Meta’s removal of end-to-end encryption from Instagram direct messages, set for May 8, 2026, invites a long view on how platform privacy has evolved. The company disclosed the change through a quiet help page update. Looking back over the history of privacy on social media platforms reveals a pattern of promises made and protections eroded.
Encryption on Instagram arrived in 2023 following Zuckerberg’s 2019 commitment. It was opt-in and minimally promoted. Meta’s removal of it is consistent with a broader trend in which privacy features are introduced in response to public pressure and then quietly rolled back when commercial or political pressures mount.
After May 8, all Instagram DMs will be readable by Meta. The long view suggests this is less an exception than part of a recurring pattern. Privacy features on commercial platforms are consistently vulnerable to the forces of revenue, regulation, and law enforcement.

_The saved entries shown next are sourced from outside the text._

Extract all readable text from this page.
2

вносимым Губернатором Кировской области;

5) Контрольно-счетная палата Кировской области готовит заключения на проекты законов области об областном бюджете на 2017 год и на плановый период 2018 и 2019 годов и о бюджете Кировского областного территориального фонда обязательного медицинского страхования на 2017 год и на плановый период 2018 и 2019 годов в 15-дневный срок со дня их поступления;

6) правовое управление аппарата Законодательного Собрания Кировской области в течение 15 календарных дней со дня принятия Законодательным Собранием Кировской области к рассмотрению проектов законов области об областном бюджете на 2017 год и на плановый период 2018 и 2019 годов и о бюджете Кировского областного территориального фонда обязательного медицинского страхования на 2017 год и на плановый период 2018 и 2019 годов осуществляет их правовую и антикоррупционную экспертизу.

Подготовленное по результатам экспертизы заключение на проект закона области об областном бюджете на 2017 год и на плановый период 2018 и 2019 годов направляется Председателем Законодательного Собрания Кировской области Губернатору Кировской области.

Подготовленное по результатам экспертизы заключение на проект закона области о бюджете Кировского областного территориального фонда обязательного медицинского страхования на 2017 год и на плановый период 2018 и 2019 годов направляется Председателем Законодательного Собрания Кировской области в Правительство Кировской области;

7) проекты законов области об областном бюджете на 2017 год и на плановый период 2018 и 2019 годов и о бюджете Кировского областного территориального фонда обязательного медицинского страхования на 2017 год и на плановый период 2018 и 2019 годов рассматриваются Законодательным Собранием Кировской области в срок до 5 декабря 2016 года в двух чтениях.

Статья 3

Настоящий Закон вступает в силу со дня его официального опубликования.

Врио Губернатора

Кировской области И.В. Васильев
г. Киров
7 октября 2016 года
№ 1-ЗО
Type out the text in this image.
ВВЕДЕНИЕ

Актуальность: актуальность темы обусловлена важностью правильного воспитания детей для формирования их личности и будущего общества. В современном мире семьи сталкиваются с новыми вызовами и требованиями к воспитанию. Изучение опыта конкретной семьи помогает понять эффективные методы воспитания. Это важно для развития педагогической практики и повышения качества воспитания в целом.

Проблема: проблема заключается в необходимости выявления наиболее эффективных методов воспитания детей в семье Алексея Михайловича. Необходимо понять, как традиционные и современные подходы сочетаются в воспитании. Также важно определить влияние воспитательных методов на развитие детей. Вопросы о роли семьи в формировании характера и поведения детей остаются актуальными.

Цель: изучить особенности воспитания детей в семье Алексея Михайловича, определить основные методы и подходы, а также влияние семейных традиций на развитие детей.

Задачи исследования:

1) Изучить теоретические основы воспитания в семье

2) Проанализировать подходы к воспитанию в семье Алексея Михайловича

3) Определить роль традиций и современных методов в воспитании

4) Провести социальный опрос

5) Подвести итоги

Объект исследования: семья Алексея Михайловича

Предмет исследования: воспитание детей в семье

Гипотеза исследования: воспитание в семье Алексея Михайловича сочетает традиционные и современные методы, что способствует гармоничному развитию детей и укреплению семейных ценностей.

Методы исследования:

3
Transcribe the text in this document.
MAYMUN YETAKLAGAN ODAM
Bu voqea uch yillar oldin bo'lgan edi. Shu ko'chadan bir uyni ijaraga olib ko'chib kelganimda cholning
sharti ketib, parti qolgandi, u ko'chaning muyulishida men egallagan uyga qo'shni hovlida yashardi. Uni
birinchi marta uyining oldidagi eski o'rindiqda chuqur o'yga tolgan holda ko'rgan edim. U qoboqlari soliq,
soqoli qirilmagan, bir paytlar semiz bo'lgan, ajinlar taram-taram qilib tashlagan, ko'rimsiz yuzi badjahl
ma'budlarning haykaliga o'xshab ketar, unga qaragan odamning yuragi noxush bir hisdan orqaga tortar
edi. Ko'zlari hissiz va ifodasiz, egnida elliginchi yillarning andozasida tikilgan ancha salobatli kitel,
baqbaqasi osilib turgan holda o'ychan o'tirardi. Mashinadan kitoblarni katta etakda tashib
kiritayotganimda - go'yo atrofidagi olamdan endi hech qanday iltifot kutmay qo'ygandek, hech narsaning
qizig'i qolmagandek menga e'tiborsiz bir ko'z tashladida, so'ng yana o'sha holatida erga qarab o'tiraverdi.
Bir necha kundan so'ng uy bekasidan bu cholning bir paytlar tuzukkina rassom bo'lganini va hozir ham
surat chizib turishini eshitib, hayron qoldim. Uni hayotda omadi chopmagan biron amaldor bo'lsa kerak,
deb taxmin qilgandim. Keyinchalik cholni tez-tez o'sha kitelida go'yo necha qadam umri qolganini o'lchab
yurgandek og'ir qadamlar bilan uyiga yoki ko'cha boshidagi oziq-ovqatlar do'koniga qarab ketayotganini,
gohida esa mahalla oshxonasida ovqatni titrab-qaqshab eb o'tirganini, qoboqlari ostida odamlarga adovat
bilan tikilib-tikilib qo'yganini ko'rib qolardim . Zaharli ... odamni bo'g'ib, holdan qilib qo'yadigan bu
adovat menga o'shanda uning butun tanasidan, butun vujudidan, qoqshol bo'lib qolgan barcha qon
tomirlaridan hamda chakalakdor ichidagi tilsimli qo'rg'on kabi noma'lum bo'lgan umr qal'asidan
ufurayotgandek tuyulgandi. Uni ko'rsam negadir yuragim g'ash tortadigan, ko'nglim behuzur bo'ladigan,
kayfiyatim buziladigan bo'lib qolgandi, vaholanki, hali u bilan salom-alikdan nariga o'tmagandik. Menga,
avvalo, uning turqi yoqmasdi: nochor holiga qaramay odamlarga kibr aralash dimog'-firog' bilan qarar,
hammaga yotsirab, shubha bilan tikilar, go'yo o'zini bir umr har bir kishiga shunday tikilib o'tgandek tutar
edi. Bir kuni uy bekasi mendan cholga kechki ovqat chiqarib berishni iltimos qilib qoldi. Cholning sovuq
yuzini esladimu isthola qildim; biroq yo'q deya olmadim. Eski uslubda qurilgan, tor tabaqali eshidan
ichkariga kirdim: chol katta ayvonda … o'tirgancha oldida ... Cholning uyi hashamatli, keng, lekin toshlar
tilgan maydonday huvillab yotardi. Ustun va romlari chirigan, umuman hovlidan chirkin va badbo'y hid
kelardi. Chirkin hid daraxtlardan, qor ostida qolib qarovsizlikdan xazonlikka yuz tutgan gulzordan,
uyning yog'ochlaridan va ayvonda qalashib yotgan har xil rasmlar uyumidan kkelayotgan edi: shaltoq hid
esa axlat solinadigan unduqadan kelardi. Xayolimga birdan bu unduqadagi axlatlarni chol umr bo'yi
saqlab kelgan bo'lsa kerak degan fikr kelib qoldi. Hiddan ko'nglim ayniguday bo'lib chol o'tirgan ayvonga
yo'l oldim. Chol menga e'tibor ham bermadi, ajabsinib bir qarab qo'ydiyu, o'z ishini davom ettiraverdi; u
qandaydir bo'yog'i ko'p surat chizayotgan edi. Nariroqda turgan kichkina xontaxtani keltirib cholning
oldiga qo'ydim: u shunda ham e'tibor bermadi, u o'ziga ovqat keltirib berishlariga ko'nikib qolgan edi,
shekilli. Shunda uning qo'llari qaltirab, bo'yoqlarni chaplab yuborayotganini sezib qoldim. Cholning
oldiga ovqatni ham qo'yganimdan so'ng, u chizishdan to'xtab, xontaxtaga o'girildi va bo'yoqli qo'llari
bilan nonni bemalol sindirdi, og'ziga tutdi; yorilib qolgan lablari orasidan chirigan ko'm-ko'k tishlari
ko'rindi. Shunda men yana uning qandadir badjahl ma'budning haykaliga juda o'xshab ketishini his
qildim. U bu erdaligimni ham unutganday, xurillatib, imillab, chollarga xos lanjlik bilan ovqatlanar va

Law enforcement agencies had consistently pushed for this result. The FBI, Interpol, and national bodies in Australia and the UK argued that encryption was enabling crime. Australia reportedly saw the feature deactivated before the global deadline.
Digital Rights Watch argued that the long view makes a clear case for regulatory intervention. Tom Sulston maintained that voluntary corporate commitments to privacy are insufficient. He and others are calling for structural changes that would make privacy a legal obligation rather than a commercial choice.